With that position change as the first domino in the offseason, here are the other moves that I think Texas should make:

Sign Brian McCann for five years, $80 million

I was initially against signing McCann, but as I went through this exercise plugging in Dioner Navarro in as the team’s second catcher, it became clear that what McCann brings to the team is a perfect fit for their needs. His bat in the lineup is a difference-maker, and his defense behind the plate would be an upgrade over last year. Texas would also not be relying on him to catch every day, which should help reduce McCann’s risk of injury, considering he hasn’t played more than 130 games the last three years.

While I don’t think Texas is eager to forfeit a draft pick, and isn’t the kind of team to spend rashly in free agency, they should be in line to receive a compensatory draft pick for Nelson Cruz signing elsewhere, and if a McCann deal looks bad in the back end of it, they do have that new TV contract that starts in 2015 to help alleviate that concern.

Sign Paul Konerko for one year, $6 million

Konerko had the worst year of his career in 2013, and he turns 38 next season. Neither of those are major positives in his favor. However, there are three reasons that Konerko makes sense in Texas.

1. The Rangers only need him to hit left-handed pitching. Despite his terrible season last year, he still hit .313/.398/.525 against lefties.

2. He can provide value off the field in the clubhouse. Konerko is probably going to be a big league manager one day. He brings a presence to the clubhouse, perhaps filling a void left behind by the departure of Joe Nathan.

On Baseball Prospectus’ Effectively Wild podcast, Sam Miller mentioned that he spoke to players from the Cleveland Indians last year, who spoke about the importance of the role that Jason Giambi played in their clubhouse in 2013. Giambi was a sort of manager proxy, who helped manage the clubhouse without the manager having to always be present. I could see Konerko playing that kind of role in Texas.
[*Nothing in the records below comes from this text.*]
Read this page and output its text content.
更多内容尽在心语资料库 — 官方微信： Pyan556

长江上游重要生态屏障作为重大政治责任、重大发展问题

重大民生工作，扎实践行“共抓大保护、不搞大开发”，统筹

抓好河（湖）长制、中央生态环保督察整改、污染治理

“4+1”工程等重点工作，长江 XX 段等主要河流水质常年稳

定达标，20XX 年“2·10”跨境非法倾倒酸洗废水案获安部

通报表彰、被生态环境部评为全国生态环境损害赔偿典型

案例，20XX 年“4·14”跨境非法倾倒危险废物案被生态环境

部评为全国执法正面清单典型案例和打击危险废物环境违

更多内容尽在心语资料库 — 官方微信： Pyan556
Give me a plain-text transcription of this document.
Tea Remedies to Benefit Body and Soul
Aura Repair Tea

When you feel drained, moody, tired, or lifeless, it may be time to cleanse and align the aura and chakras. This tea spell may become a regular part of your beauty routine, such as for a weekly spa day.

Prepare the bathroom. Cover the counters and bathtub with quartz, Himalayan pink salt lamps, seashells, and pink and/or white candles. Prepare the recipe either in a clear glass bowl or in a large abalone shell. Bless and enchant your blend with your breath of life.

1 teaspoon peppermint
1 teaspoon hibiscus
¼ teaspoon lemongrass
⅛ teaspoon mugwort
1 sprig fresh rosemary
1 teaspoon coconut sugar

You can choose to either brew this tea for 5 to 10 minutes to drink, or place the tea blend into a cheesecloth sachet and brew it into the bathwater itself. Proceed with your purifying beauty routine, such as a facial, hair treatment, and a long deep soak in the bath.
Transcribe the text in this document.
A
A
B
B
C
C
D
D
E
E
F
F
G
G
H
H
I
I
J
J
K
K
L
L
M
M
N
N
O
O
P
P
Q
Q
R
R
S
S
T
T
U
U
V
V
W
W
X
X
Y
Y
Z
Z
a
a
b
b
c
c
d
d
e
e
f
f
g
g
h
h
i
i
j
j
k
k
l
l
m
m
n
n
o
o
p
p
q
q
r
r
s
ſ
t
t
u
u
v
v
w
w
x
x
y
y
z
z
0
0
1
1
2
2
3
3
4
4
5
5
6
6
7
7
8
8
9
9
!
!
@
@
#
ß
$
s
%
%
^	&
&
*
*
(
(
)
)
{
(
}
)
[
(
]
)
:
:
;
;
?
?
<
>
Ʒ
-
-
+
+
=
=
3. Before his 80 OPS+ season last year, Konerko had posted nine straight seasons with an OPS+ over 100. And even though he will be 38, with a more limited role he could provide some of the power that Texas needs.

Re-sign David Murphy for one year, $5 million

As I was assembling this roster for the 2014 season, I came to a point of needing a left-handed bat to hit off the bench, who could also play the outfield. I have written previously about why Texas should re-sign Murphy, and it held true to me in this case as well.

It was either him, or Raul Ibanez. Considering that Murphy can still play defense without being a total liability, it was an easy choice.

This is a more simplified version of this exercise than you will commonly see. I don’t have Texas signing two or three top free agents and making one or two blockbuster trades. For one thing, I don’t think that fits with the behavior and philosophy of the Rangers’ front office, and secondly, they don’t have to. The 2013 Rangers won 91 games while being decimated by pitcher injuries, and getting almost no production from first base, DH, and left field.

The final product is a team that maintains payroll flexibility (a $6.1 million increase in Opening Day payroll from 2012, or 5%) and dry powder in the farm system while improving at the big league level. I believe this aligns with the objectives of the Rangers as an organization, and most importantly (to me), it might actually happen.